Pesta Bom pada Suasana Natal di Kakas, Minahasa 1941

Desa Talikuran, Kecamatan Kakas, 26 Desember 1941. Halaman muka gereja desa Talikuran, yang terletak di Kecamatan Kakas, Minahasa, sejak pagi-pagi sekali sudah penuh dengan anak-anak yang asyik bermain-main.

Mereka semua tengah menunggu dibukanya acara kebaktian Hari Kedua Natal yang tepat jatuh pada hari Jumat itu. Sementara di ruang dalam gereja, Pendeta Wim Wagay bersama koster (penjaga gereja) sibuk baku atur persiapan-persiapan kebaktian kudus yang dimulai pukul 08.00 pagi.

Menurut rencana, pada pagi hari itu, Pendeta Wagay akan membaptis lima puluh anak-anak muda, termasuk di antaranya seorang lekaki dewasa. Yang terakhir ini adalah Kepala Pengawas Listrik Kecamatan, Ir.Soedarjono. Pemuda Jawa ini akan di baptis, berhubung tak lama lagi bakal menikah dengan seorang gadis asal desa Talikuran, Tine Sumaiku.
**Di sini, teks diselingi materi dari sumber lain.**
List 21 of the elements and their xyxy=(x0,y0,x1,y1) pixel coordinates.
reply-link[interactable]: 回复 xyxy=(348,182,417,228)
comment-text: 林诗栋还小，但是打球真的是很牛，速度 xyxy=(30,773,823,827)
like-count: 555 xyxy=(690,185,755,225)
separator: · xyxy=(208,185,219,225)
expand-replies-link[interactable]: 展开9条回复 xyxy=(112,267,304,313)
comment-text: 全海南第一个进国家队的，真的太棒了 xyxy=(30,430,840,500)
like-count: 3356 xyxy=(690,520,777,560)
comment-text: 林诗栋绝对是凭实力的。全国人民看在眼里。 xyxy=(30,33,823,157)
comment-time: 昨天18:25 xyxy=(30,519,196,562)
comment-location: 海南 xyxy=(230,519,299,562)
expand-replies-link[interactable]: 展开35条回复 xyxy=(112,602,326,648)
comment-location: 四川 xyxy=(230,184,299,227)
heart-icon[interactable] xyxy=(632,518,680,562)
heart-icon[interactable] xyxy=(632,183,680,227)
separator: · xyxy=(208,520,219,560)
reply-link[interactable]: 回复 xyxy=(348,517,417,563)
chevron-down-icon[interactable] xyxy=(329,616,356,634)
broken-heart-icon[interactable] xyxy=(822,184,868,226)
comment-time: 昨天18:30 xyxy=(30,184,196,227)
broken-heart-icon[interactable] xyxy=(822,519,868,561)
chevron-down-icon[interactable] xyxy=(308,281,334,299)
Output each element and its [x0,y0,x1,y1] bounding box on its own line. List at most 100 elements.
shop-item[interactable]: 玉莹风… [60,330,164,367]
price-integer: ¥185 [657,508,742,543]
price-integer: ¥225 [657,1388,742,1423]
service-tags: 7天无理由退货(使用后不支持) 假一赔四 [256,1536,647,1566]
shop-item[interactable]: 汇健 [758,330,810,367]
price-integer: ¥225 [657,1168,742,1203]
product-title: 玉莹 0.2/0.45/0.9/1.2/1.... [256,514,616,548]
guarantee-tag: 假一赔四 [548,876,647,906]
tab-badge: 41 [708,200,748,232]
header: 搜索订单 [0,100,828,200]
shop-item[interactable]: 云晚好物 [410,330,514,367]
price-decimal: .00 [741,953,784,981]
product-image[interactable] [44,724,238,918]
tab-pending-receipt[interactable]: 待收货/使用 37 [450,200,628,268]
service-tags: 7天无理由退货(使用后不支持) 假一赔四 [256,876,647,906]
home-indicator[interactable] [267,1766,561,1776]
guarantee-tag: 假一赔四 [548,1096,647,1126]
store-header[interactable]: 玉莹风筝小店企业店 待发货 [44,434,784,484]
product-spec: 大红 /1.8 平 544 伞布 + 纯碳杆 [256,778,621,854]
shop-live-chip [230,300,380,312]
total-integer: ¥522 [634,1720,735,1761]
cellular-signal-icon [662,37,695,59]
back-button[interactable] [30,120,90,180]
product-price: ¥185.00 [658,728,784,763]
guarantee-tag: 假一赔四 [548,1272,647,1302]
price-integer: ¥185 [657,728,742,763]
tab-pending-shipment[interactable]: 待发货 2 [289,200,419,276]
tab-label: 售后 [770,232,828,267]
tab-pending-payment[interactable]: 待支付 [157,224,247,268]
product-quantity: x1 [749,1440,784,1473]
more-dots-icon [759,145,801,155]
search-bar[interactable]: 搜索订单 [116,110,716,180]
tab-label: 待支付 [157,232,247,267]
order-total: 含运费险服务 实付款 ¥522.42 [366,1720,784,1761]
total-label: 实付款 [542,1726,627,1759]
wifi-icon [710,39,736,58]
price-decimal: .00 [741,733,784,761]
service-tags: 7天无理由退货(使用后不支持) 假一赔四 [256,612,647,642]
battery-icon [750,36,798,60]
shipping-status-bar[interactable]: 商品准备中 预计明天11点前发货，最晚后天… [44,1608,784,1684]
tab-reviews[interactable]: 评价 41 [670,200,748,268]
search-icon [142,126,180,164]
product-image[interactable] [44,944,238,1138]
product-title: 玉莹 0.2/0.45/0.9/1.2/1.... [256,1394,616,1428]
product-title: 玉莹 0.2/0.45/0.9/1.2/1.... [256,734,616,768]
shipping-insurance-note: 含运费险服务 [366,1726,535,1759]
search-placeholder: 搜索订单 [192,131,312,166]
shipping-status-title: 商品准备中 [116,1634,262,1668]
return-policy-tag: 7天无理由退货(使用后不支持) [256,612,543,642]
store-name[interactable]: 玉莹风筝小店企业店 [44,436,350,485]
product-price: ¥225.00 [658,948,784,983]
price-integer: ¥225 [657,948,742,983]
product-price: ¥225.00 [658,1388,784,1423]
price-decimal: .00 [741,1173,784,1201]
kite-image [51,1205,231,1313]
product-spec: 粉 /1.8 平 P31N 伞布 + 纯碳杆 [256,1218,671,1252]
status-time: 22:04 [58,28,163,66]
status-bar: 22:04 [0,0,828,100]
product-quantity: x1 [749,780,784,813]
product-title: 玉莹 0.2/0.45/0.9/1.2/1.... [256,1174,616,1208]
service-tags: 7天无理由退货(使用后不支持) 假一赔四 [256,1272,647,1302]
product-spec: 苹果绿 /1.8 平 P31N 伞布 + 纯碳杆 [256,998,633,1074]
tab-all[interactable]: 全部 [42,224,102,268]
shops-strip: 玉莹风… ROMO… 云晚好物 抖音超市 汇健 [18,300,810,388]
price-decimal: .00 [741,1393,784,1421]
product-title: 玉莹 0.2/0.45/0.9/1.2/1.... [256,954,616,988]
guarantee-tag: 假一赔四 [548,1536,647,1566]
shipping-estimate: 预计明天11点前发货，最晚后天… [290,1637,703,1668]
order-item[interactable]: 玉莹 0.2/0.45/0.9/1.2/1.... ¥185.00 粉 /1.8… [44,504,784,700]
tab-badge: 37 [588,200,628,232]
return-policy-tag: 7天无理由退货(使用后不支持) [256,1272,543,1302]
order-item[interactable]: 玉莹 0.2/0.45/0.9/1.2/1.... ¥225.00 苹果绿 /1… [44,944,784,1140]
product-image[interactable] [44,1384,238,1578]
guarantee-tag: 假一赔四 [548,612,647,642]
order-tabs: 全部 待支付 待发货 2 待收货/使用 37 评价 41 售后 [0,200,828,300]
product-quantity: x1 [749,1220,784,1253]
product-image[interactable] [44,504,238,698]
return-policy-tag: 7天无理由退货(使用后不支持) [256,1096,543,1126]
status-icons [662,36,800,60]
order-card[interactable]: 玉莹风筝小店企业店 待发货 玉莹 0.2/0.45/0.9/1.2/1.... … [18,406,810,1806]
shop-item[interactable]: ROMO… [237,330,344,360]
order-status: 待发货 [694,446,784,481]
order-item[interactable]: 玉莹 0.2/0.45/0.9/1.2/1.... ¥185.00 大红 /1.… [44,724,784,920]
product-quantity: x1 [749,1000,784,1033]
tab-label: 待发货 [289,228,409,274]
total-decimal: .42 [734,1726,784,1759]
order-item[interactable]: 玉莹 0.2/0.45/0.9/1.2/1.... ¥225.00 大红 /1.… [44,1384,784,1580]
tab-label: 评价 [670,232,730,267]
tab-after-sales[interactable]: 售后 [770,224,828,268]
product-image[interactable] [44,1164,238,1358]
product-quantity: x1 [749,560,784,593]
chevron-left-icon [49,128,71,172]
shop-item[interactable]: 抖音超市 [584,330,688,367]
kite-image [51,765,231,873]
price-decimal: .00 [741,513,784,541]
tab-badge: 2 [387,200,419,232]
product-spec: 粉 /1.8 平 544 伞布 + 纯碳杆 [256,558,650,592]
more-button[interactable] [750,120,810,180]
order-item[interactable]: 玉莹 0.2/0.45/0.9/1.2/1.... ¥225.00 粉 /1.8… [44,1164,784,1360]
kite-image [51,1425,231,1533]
Sebagai desa yang terletak di jantung wilayah Minahasa yang penduduknya mayoritas penganut Kristus, sudah barang tentu suasana Natal sangatlah semarak dan penuh pesta pora.

Lagu-lagu Natal bergema semalaman tanpa istirahat di tiap lorong dan relung kampung desa. Dan sampai pagi itupun, lagu-lagu pujian masih terbawa juga oleh kanak-kanak yang riuh di depan gereja.

Suara-suara mereka berbaur di dalam nada-nada yang berbeda, mereka nyanyikan lagu-lagu: Malam Kudus, Damai di Bumi, Yesus telah Lahir, dan lain-lainnya, dan tidak beraturan.

Tetapi apa yang terjadi kemudian? Gema suara yang menggembirakan itu tiba-tiba tersirap oleh suara-suara lain yang sebelumnya belum pernah mereka kenal. Semua mata terdongak ke angkasa raya dari mana sumber suara asing itu meraung-raung.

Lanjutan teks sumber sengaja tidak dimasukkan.